3. Désignation d’un responsable par le comité économique et social
Lorsqu’il y a un comité social et économique (SEC) dans l’entreprise, il doit y avoir un responsable du mobbing, même dans les entreprises de moins de 250 employés. Une SEC doit être établie dans des entreprises de plus de 11 employés.
Le responsable est désigné par les membres du comité. Tout comme les autres membres de la SEC, il bénéficiera de la formation nécessaire en matière de santé, de sécurité et de conditions de travail pour exercer ses fonctions.

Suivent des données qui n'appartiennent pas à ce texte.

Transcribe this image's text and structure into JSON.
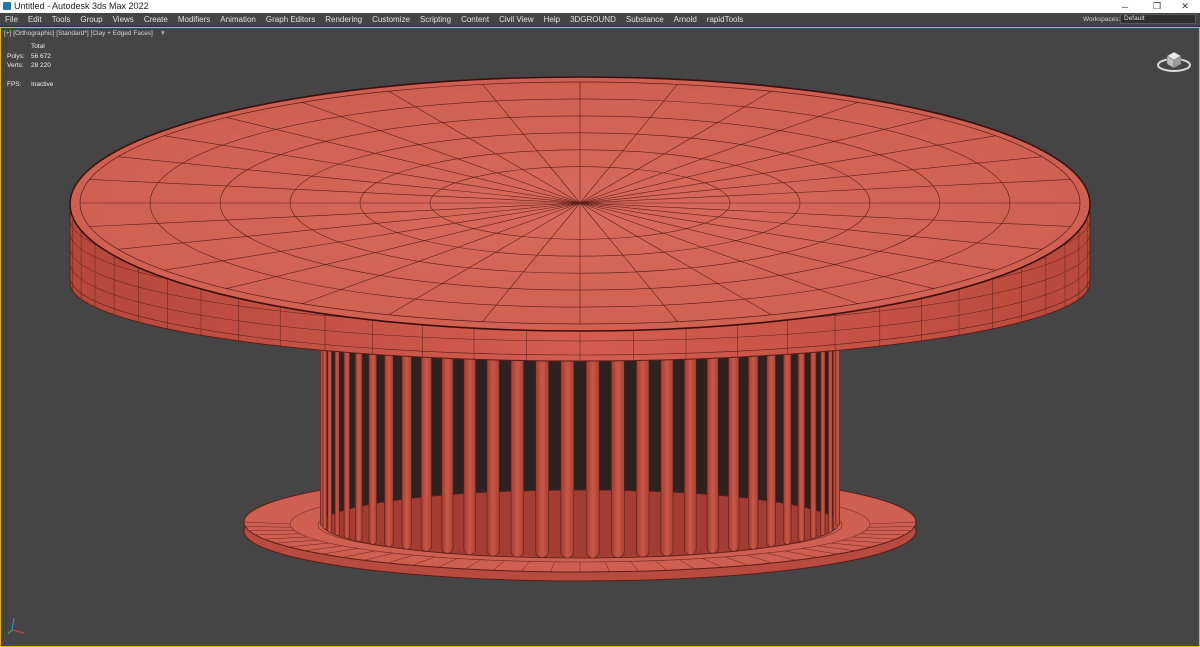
{
  "window": {
    "title": "Untitled - Autodesk 3ds Max 2022",
    "controls": [
      "─",
      "❐",
      "✕"
    ]
  },
  "menu": {
    "items": [
      "File",
      "Edit",
      "Tools",
      "Group",
      "Views",
      "Create",
      "Modifiers",
      "Animation",
      "Graph Editors",
      "Rendering",
      "Customize",
      "Scripting",
      "Content",
      "Civil View",
      "Help",
      "3DGROUND",
      "Substance",
      "Arnold",
      "rapidTools"
    ],
    "workspaces_label": "Workspaces:",
    "workspaces_value": "Default"
  },
  "viewport": {
    "label": "[+] [Orthographic] [Standard*] [Clay + Edged Faces]",
    "filter_icon": "funnel-icon",
    "stats": {
      "header": "Total",
      "polys_label": "Polys:",
      "polys_value": "56 672",
      "verts_label": "Verts:",
      "verts_value": "28 220",
      "fps_label": "FPS:",
      "fps_value": "Inactive"
    },
    "colors": {
      "background": "#454545",
      "active_border": "#e8b600",
      "clay": "#cf5a4c",
      "clay_dark": "#b4463b",
      "wire": "#5a1e18"
    }
  }
}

Cet agent sera une personne de contact supplémentaire pour les employés confrontés à une pression sexuelle ou à des comportements sexistes.

Les peines encourues

1. Conférence / Probation / Citation
Bien que les lois du droit du travail définissent clairement ce qui constitue ou non le fait d’être harcelé, les individus peuvent être offensés par des paroles ou des actions que d’autres trouvent totalement inoffensives. Dans de nombreux cas, la première “punition” qu’un employé peut recevoir pour avoir harcelé est simplement une conférence avec un représentant des ressources humaines et, parfois, avec la partie offensée. Lors de cette conférence, le représentant des ressources humaines pourrait travailler avec les deux employés pour veiller à ce que le délinquant comprenne ce que le plaignant juge offensant et promet de ne plus commettre d’offense. Selon la gravité de la demande ou s’il s’agit d’une récidive, l’employé peut également faire l’objet de conseils, d’une surveillance, d’une rétrogradation, d’une probation, d’une mutation, d’un avertissement écrit ou d’une citation figurant dans son dossier permanent.
2. Résiliation
Lorsqu’un employé harcelé au travail intente une action en justice contre une entreprise dans laquelle il travaille, c’est l’entreprise, et pas seulement l’auteur de l’infraction, qui encourt des conséquences juridiques. Pour cette raison, la plupart des organisations ont une politique spécifique qui stipule ce qui est considéré comme une attaque, comment la signaler et les peines encourues pour si reconnus fautif. Si elle est grave ou se produit plus d’une fois, un employé peut être congédié. Par exemple, dans le fait d’être harcelé sexuellement « en contrepartie » ; c’est-à-dire lorsqu’une personne occupant un poste de supervision offre une sorte d’avantage professionnel en échange d’une faveur sexuelle, la cessation d’emploi est une punition logique.
3. Compensation
Une entreprise peut être tenue pour responsable de ce fléau qui se produit sur sa propriété, ce qui signifie qu’elle peut être contrainte de verser une indemnité. La commission note que les entreprises sont responsables de cette situation qui se traduisent par “une action négative sur l’emploi, comme une rétrogradation ou un licenciement. Cependant, les employeurs sont également responsables d’autres types de d’envahissement, s’ils le savaient et ne faisaient rien ou s’ils auraient dû être au courant de l’incident et ne le savaient pas. Cette responsabilité couvre non seulement les personnes travaillant pour l’entreprise, mais également d’autres personnes, telles que des entrepreneurs indépendants, qu’elle contrôle. Lorsque des organisations sont tenues responsables de harcèlement, elles peuvent être obligées d’indemniser la victime en fournissant de l’argent pour les salaires perdus, les honoraires d’avocat, les conseils et autres dépenses.
4. Temps de prison
Le fait de harceler est une accusation criminelle. Si la victime porte plainte, la personne qui la harcèle peut être condamnée à une peine d’emprisonnement. Le montant de la peine d’emprisonnement, de la probation ou des travaux d’intérêt général fournis au harceleur condamné dépend du point de savoir si l’envahissement, était un délit ou un crime.